Like the initial tryout with Tankian, the audition for Lewis's band was a pressure-cooker environment. "They tried out about sixty drummers," Zeigler recalls. "There was one guy who looked scared out of his mind, so I started talking to him to try to ease him down a bit. He went in before me and played really well. But when he walked out, he was so far gone in his spiraling confusion that he didn't even look at me and just jetted.
"I went in, carrying my sticks and the main section of my double pedal, which still had the two beaters on it," Zeigler continues. "When Juliette saw that, she said, 'Oh, you're not playing any double bass.' Instead of getting all muzoid and saying something like, 'Well, I play double bass and I'm pretty fast, but your music couldn't handle it,' I just said, 'Oh, this isn't the Slayer audition?' That kind of set the vibe. I didn't think I played as well as I could have, but a couple days later they called me. I figure that my ability is what got me to the audition, but it was the vibe-plus a bit of luck-that got me the gig."
Despite his often menacing and aggressive stage presence ("I sometimes get into these blackout places where I'm taxing my body like I never have before-hitting the crash cymbals so hard they're choking out and the snare is about to break apart"), Zeigler is one of the most laid-back and gracious people you'll ever meet.
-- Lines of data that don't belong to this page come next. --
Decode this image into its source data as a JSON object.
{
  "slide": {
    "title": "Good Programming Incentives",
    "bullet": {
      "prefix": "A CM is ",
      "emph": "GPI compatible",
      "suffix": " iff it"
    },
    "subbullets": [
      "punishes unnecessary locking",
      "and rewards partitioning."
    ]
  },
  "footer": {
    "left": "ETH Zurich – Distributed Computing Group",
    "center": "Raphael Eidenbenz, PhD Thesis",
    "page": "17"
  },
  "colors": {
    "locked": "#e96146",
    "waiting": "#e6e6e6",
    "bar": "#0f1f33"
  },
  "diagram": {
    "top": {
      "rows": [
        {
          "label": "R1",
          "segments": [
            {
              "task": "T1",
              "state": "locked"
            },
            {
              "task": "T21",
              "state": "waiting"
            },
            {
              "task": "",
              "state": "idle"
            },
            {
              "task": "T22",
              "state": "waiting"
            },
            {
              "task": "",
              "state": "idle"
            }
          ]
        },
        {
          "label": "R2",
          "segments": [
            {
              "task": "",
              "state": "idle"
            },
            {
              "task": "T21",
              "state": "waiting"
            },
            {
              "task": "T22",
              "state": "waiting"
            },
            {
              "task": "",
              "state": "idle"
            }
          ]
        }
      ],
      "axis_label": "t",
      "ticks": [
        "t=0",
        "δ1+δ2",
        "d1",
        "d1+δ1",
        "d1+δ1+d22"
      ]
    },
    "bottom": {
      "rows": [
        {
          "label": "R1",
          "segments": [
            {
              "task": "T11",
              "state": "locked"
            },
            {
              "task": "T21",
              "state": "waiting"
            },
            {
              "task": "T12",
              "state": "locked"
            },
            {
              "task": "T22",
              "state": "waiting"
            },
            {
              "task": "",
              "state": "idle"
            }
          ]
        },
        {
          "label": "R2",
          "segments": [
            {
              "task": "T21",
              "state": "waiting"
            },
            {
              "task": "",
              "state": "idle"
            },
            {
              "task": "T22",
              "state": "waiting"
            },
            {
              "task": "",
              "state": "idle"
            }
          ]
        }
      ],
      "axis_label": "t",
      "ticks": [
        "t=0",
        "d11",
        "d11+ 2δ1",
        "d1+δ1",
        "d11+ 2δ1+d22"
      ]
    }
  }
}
So where does all of this rage come from? "Being really shy when I was younger, along with not being good at sports and being picked on for being different, created this sentiment for music that's unapproachable by anything else in my life," the drummer explains. "I feel like I'm on a fairly even keel as a person because I shed that furious nature inside me on the drums. Drums are an extension of my psyche. It's the self-loathing, frustration, anger, love, elation, and joy that all come out when I'm playing. There are times when I'm using completely improper technique, swinging my arms wildly and literally trying to break my cymbals in half. But that's great because I'm able to come off stage and I'm all puppy dogs and ice cream."